Les fonds médicaux
Les fonds anciens de médecine (5000 volumes) et de sciences (1700 volumes) doivent leur constitution et leur composition actuelle à un événement dramatique survenu en 1910. Cette année-là, les bâtiments de la faculté sont presque entièrement détruits par un incendie et les collections de la bibliothèque disparaissent en quasi-totalité. Dans un grand élan de solidarité, nombre de bibliothèques françaises mais aussi étrangères (Leipzig, Yale, Christiana) s'emploient à aider à la reconstitution des fonds au moyen de dons très importants. On trouverait donc difficilement dans ce fonds des témoins des collections de la vieille université. Les donateurs ne s'étant, bien entendu, pas concertés, la bibliothèque se retrouve rapidement en possession de nombreuses éditions d'un même ouvrage, quand il ne s'agit pas de plusieurs exemplaires d'une même édition. Cette particularité vaut au fonds ancien de médecine d'offrir ainsi un large panorama de l'édition médicale des XVIIe et XIXe siècles. Par la suite, la bibliothèque reçut encore d'autres dons, tels les livres d'Auguste Larrey, médecin et cousin du célèbre chirurgien des armées napoléoniennes, ou bien encore la collection de plusieurs centaines de plaquettes consacrées aux stations thermales de France et de l'étranger, du Dr Joseph Garrigou, médecin hydrologue du début du siècle. Grâce à ce don, la bibliothèque possède un fonds tout à fait intéressant pour l'histoire du thermalisme.
Toutes les disciplines médicales sont représentées et plus particulièrement l'anatomie avec de nombreux recueils illustrés du sein desquels émerge le très original Nouveau recueil d'ostéologie et de myologie du peintre Jacques Gamelin (1739-1803). A sa parution cet album, où l'humour macabre et le goût de la parodie côtoient en permanence une science réelle de l'anatomie, rencontra plus de succès auprès des artistes qu'auprès des médecins et Gamelin dispersa ses fonds dans cette entreprise. Les autres ouvrages de ce type laissent peu de place, en général, à une imagination aussi débridée, sauf, peut-être, le petit livre qu'Ambroise Paré consacre aux monstres et prodiges (1573) et dont s'inspirèrent par la suite plusieurs auteurs tels Fortunius Liceti dans son traité De monstris. Les représentations d'aliénés qui illustrent le traité des maladies mentales du toulousain Jean Étienne Esquirol (1772-1840) suscitent également un certain malaise.

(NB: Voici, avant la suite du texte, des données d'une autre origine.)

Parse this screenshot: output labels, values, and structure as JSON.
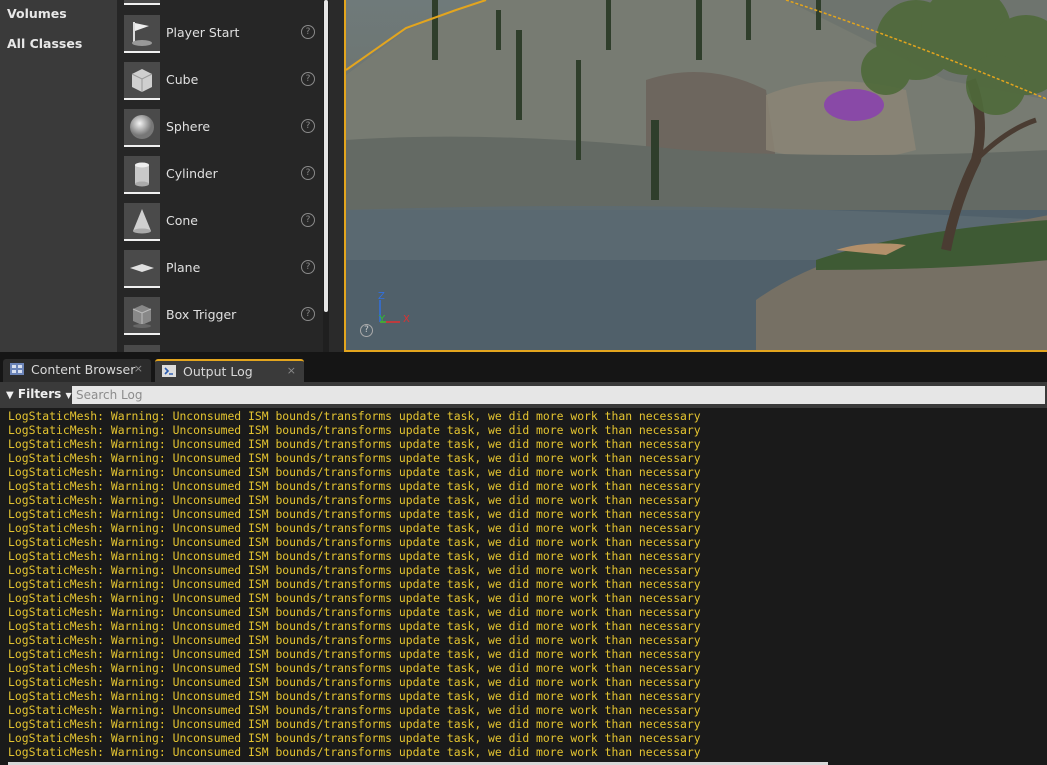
{
  "categories": [
    "Volumes",
    "All Classes"
  ],
  "places": [
    {
      "label": "Player Start",
      "icon": "flag-icon"
    },
    {
      "label": "Cube",
      "icon": "cube-icon"
    },
    {
      "label": "Sphere",
      "icon": "sphere-icon"
    },
    {
      "label": "Cylinder",
      "icon": "cylinder-icon"
    },
    {
      "label": "Cone",
      "icon": "cone-icon"
    },
    {
      "label": "Plane",
      "icon": "plane-icon"
    },
    {
      "label": "Box Trigger",
      "icon": "box-trigger-icon"
    }
  ],
  "viewport": {
    "axis_labels": {
      "z": "Z",
      "y": "Y",
      "x": "X"
    },
    "colors": {
      "selection": "#e3a51e",
      "axis_x": "#e03030",
      "axis_y": "#30c030",
      "axis_z": "#3070e0"
    }
  },
  "tabs": [
    {
      "label": "Content Browser",
      "close": "×",
      "active": false
    },
    {
      "label": "Output Log",
      "close": "×",
      "active": true
    }
  ],
  "filterbar": {
    "filters_label": "Filters",
    "search_placeholder": "Search Log"
  },
  "log": {
    "line_text": "LogStaticMesh: Warning: Unconsumed ISM bounds/transforms update task, we did more work than necessary",
    "line_count": 25,
    "color": "#e4c430"
  }
}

La chirurgie est aussi propice aux illustrations pittoresques et détaillées, ainsi qu'en témoignent les nombreuses planches figurant dans les traités de Jean Scultet (Armentarium chirurgicum), Laurent Heister (plusieurs éditions de sa Chirurgie) et René-Croissant de Garengeot (Opérations de chirurgie, 1720).
Pour la pharmacie la bibliothèque possède de nombreux codex et deux exemplaires de la Pharmacopea tolosana de Purpan (1648).